Un atelier d’échange sur les “travaux d’urgence” a eu lieu entre le ministre des travaux publics et un parterre de journalistes, ce vendredi 10 juillet 2020 à Conakry.  Durant trois (3) heures, Moustapha Naité a présenté le travail effectué par son département dans un premier temps, avant de se prêter à l’exercice quaestions-réponses.

Selon le ministre Moustapha Naité, actuellement plus de 800 km de route sont en chantier dont plus de 100 km concernent les voiries urbaines des différentes villes du pays.  Selon lui, à date , il y a des routes qui ont besoin d’être entretenues urgemment sinon dans quelques mois, elles ne seront plus praticables.  Parmi ces routes figurent : la route Mamou-Faranah, Boffa-Boké, Mamou-Labé, Kissidougou-Kankan, Kankan-Kerouané. “Des dispositions ont été prises sur instruction du chef de l’État pour que nous puissions intervenir immédiatement pour soulager la population”, a  rassuré Moustapha Naité.

De la nécessité de reconstruire le réseau routier guinéen

“Pourquoi on fait recours aux travaux d’urgence ? C’est pour expliquer non seulement le réseau vieillissant que nous avons, avec plus de 2300 km revêtus, c’est-à-dire goudronné qui existe. 800 km qui sont, soit en reconstruction ou en construction aujourd’hui. Expliquer que le vieillissement que nous avons, des routes qui ont été construites soit en 72 ou en 90, il y a un besoin aujourd’hui de leur reconstruction. Donc, si les moyens ne sont pas tout de suite disponibles pour la reconstruction de l’ensemble du réseau revêtu, il est important de passer à des travaux de réhabilitation, à des travaux d’élimination des points critiques pour permettre que les usagers aient un confort, un niveau de service pour pouvoir se déplacer”, a expliqué le chef de département des travaux publics guinéen.

Et de poursuivre, “En tout cas depuis l’avènement du professeur Alpha Condé, nous avons hérité d’un réseau (routier) qui était à plus de 80% de dégradation. Avec la construction et la reconstruction de plus de 800 km de route en cours aujourd’hui, nous pensons que nous allons vers une tendance baissière qui va nous permettre de pouvoir mieux circuler. Mais entre-temps il va falloir investir dans la réhabilitation, dans l’entretien courant et périodique d’un certain nombre de route”, dira-t-il.

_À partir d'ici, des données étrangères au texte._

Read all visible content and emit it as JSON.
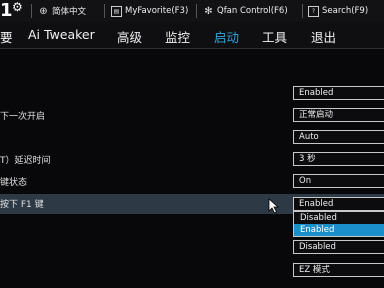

Au cours des échanges, Moustapha Naité a déclaré aussi que la dégradation des routes est liée à deux facteurs. Premièrement, la surcharge des poids lourds qui dégrade la route très facilement. Et le second facteur c’est la forte pluviométrie, surtout s’il n’y a pas des canaux d’évacuation.

“… le phénomène que nous voyons souvent en terme de travaux d’urgence n’est pas propre qu’à la Guinée. Mais c’est une terminologie qui est acceptée partout dans le monde”, a martelé Moustapha Naité.